Project Summary Nearly 4 million Americans over 65 are living with calcific aortic valve disease (CAVD). CAVD pathogenesis is an active biological process that is untreatable by cholesterol metabolism modifying agents. There are currently no successful biological targets or therapeutic agents that specifically target CAVD. Aortic valve cusp homeostasis and pathogenesis is regulated by complex and poorly understood interactions between resident surface valve endothelial cells (VEC) and underlying valve interstitial cell (VIC). While almost all research has focused on VIC, which cannot be isolated from VEC that surround them and faithfully reveal the biology of aortic valves and pathobiology of CAVD, this research project aims to unravel the roles of VIC, VEC and their interactions, at cell and molecule levels, for valve homeostasis and CAVD. Our preliminary data using new valve lineage specific genetic animal models show that activation of NFκB (a master gene mediating inflammation) in VEC and VIC, or inaction of Notch1 (a major regulator of cell fate and behavior) in VEC only results in CAVD in mice. Further, our innovative 3D in vitro culture of VEC identifies that NFκB activation in VEC promotes VEC undergo endothelial-to-mesenchymal transformation and generate a novel mesenchymal progenitor T-VIC that calcifies matrix. These exciting new results motivate the hypothesis that NFκB-Notch1 control valve homeostasis and CAVD pathogenesis via prevention or generation of these T-VIC. This proposal will be tested in three Specific Aims. First we will elucidate the role of Notch-NFkB in VEC homeostasis and CAVD related pathogenesis (Aim 1). Then we will elucidate how T-VIC affect VEC and/or VIC phenotypes in 3D co-culture in novel CAVD-related conditions (Aim 2). Aim 3 will evaluate the efficacy of NFκB-Notch1 signaling rebalancing on CAVD initiation and progression in vivo via reduction of T-VIC. The completion of this project will generate significant information regarding intercellular regulation of aortic valve homeostasis and the CAVD pathogenic process. By revealing the unique phenotypic signatures of participation VEC and VIC, our study will also identify and motivated new molecular candidates that specifically target the cell specific characteristics of the CAVD process for potential diagnostic and therapeutic benefit.
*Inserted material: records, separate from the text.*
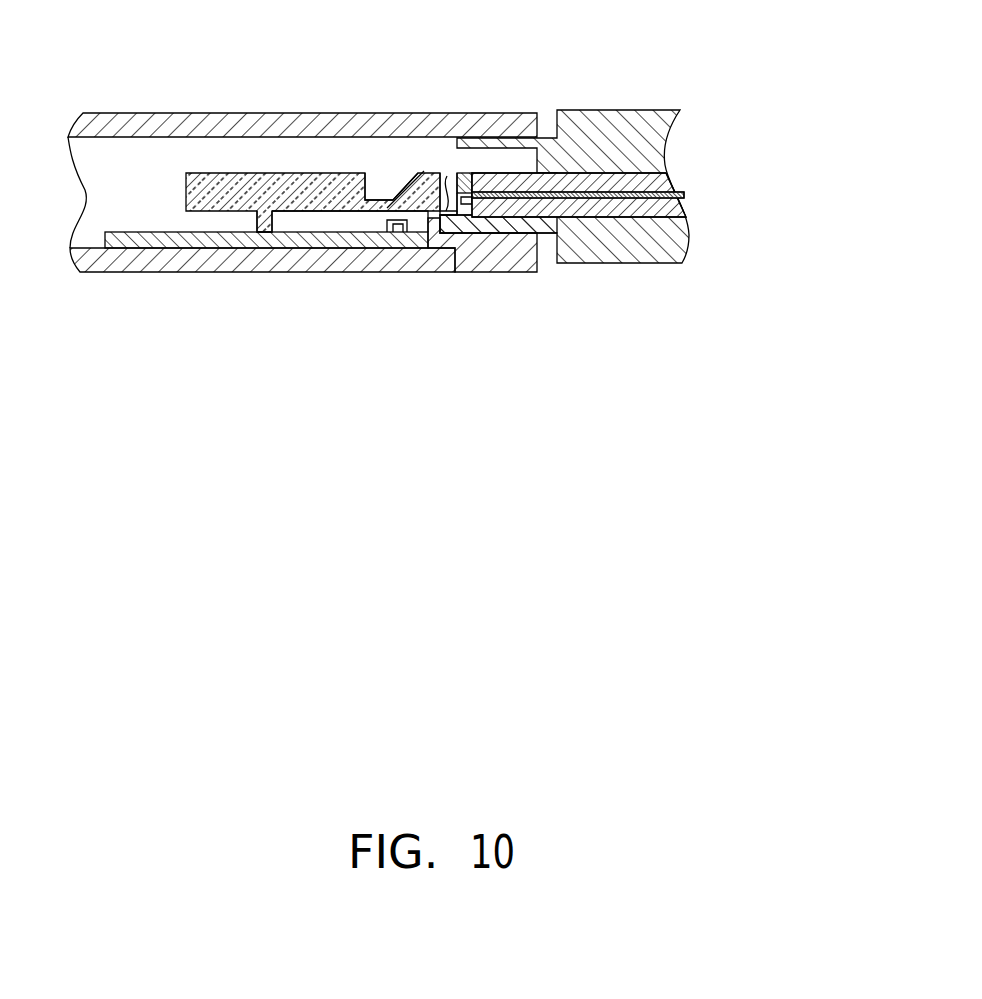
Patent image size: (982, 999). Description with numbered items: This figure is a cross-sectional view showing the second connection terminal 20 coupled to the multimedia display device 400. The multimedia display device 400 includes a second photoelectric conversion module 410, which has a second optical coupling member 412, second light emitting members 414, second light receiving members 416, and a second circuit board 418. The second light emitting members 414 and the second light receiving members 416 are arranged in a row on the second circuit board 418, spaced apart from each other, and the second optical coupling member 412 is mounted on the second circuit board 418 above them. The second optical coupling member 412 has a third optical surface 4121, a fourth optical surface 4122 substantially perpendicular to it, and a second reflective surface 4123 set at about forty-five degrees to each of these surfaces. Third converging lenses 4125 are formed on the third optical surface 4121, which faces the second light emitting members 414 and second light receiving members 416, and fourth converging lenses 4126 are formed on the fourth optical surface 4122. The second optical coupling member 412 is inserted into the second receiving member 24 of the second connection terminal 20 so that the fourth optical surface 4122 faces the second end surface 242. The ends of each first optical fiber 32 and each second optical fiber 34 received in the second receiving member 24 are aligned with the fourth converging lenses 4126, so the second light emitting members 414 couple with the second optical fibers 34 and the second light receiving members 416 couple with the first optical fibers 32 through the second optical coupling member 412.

The multimedia display device 400 is at (138, 76).
The second photoelectric conversion module 410 is at (172, 204).
The second optical coupling member 412 is at (262, 182).
The third optical surface 4121 is at (293, 211).
The fourth optical surface 4122 is at (441, 173).
The second reflective surface 4123 is at (392, 186).
The third converging lenses 4125 is at (340, 232).
The fourth converging lenses 4126 is at (458, 200).
The second light emitting members 414 is at (431, 242).
The second light receiving members 416 is at (391, 240).
The second circuit board 418 is at (175, 232).
The second connection terminal 20 is at (608, 112).
The second receiving member 24 is at (675, 183).
The second end surface 242 is at (472, 230).
The first optical fiber 32 is at (678, 202).
The second optical fiber 34 is at (578, 195).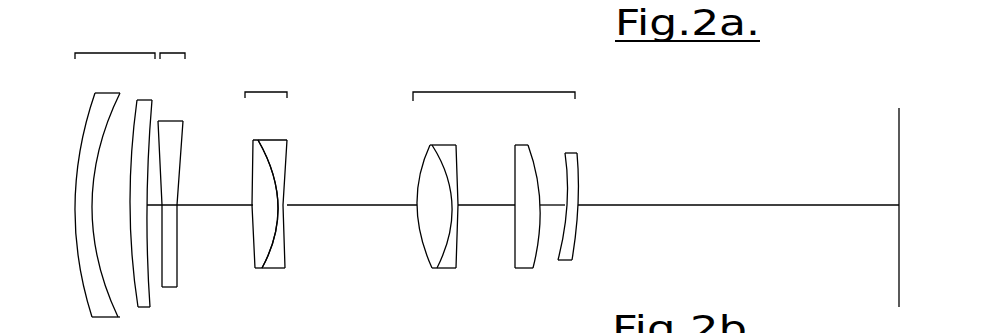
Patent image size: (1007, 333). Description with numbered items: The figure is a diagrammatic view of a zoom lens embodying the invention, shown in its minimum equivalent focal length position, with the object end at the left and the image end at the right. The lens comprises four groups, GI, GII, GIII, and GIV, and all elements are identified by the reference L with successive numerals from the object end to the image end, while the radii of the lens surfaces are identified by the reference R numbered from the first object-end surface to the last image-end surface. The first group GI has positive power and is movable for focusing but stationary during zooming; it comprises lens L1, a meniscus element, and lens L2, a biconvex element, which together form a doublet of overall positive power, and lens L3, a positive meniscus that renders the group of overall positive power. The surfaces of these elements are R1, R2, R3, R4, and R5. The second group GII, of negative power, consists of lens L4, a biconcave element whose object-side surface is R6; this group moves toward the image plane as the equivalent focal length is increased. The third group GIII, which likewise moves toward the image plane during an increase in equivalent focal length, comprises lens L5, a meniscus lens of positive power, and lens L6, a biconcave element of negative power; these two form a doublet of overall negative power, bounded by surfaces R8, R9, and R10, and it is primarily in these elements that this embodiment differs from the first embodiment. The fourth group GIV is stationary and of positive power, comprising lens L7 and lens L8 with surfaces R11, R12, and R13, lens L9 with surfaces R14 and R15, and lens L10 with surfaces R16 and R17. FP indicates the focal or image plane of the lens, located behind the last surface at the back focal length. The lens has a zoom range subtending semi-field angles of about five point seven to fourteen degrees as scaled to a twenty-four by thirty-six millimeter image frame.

The first group GI is at (120, 49).
The second group GII is at (187, 49).
The third group GIII is at (286, 87).
The fourth group GIV is at (520, 88).
The lens L1 is at (97, 307).
The lens L2 is at (117, 277).
The lens L3 is at (146, 293).
The lens L4 is at (176, 273).
The lens L5 is at (260, 251).
The lens L6 is at (278, 250).
The lens L7 is at (432, 250).
The lens L8 is at (453, 253).
The lens L9 is at (515, 257).
The lens L10 is at (567, 252).
The radius R1 is at (80, 151).
The radius R2 is at (122, 119).
The radius R3 is at (117, 116).
The radius R4 is at (134, 115).
The radius R5 is at (153, 110).
The radius R6 is at (161, 130).
The radius R8 is at (253, 163).
The radius R9 is at (256, 150).
The radius R10 is at (287, 157).
The radius R11 is at (427, 154).
The radius R12 is at (441, 143).
The radius R13 is at (457, 158).
The radius R14 is at (515, 177).
The radius R15 is at (531, 153).
The radius R16 is at (562, 172).
The radius R17 is at (578, 171).
The focal plane FP is at (897, 148).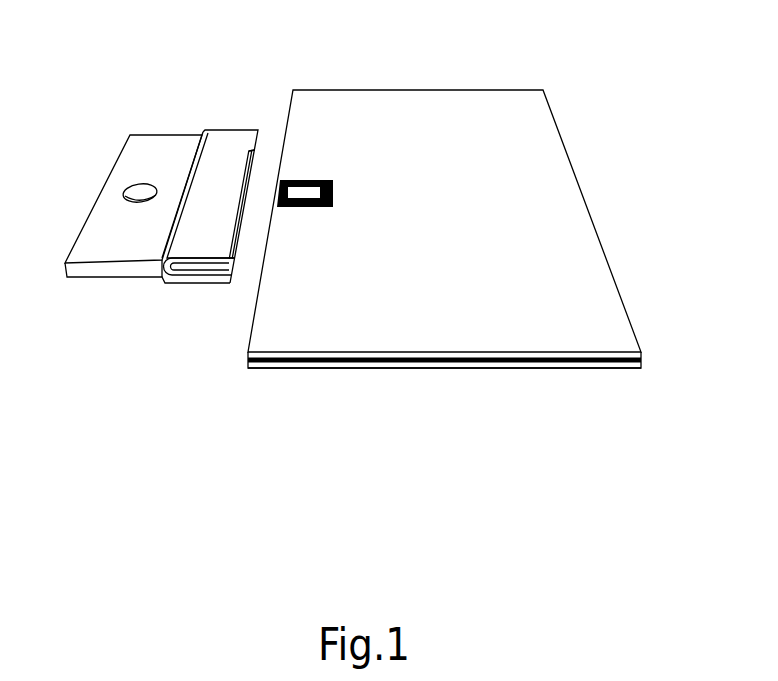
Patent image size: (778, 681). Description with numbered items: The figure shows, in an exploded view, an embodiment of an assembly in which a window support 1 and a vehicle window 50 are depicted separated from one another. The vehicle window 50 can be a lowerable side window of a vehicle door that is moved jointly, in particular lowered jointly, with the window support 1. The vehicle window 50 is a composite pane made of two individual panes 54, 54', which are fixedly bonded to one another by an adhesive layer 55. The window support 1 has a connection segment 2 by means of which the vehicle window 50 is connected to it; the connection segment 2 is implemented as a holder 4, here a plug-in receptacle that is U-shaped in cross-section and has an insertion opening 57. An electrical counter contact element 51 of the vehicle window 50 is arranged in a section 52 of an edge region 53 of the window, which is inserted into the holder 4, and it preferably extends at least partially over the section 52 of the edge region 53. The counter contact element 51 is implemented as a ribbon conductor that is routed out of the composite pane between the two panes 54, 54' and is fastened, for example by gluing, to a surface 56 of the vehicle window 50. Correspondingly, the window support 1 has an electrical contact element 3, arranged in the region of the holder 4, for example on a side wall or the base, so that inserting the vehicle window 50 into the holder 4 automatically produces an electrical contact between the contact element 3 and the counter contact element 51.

The window support 1 is at (158, 163).
The connection segment 2 is at (178, 290).
The electrical contact element 3 is at (246, 207).
The holder 4 is at (215, 280).
The vehicle window 50 is at (480, 173).
The electrical counter contact element 51 is at (308, 188).
The section 52 is at (287, 176).
The edge region 53 is at (303, 121).
The pane 54 is at (422, 396).
The pane 54' is at (443, 400).
The adhesive layer 55 is at (318, 368).
The surface 56 is at (546, 288).
The insertion opening 57 is at (238, 264).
项目概要 近 400 万 65 岁以上的美国人患有钙化性主动脉瓣疾病 (CAVD)。 CAVD的发病机制是 胆固醇代谢调节剂无法治疗的一种活跃的生物过程。有 目前还没有成功的专门针对 CAVD 的生物靶点或治疗药物。主动脉瓣尖角 体内平衡和发病机制受到居民之间复杂且知之甚少的相互作用的调节 表面瓣膜内皮细胞（VEC）和底层瓣膜间质细胞（VIC）。虽然几乎所有的研究都 重点关注 VIC，它与周围的 VEC 密不可分，忠实地揭示了 VIC 的生物学特性 主动脉瓣和 CAVD 的病理生物学，该研究项目旨在阐明 VIC、VEC 及其作用 细胞和分子水平上的相互作用，用于瓣膜稳态和 CAVD。我们使用新的初步数据 瓣膜谱系特异性遗传动物模型表明，NFκB（介导的主基因）的激活 VEC 和 VIC 中的炎症），或仅 VEC 中 Notch1（细胞命运和行为的主要调节因子）不活动 结果导致小鼠 CAVD。此外，我们创新的 VEC 3D 体外培养确定了 NFκB 激活 VEC促进VEC发生内皮细胞向间质细胞转化并产生新型间充质细胞 钙化基质的祖细胞 T-VIC。这些令人兴奋的新结果激发了这样的假设：NFκB-Notch1 通过预防或产生这些 T-VIC 来控制瓣膜稳态和 CAVD 发病机制。这个提议 将在三个具体目标中进行测试。首先，我们将阐明 Notch-NFkB 在 VEC 稳态中的作用以及 CAVD 相关发病机制（目标 1）。然后我们将阐明 T-VIC 如何影响 VEC 和/或 VIC 表型 在新的 CAVD 相关条件下进行 3D 共培养（目标 2）。目标 3 将评估 NFκB-Notch1 的功效 通过减少 T-VIC 在体内 CAVD 启动和进展的信号重新平衡。本次的完成 项目将产生有关主动脉瓣稳态的细胞间调节的重要信息 CAVD 致病过程。通过揭示参与 VEC 和 VIC 的独特表型特征， 我们的研究还将确定并激发专门针对细胞特异性的新分子候选物 CAVD 过程的特征，具有潜在的诊断和治疗益处。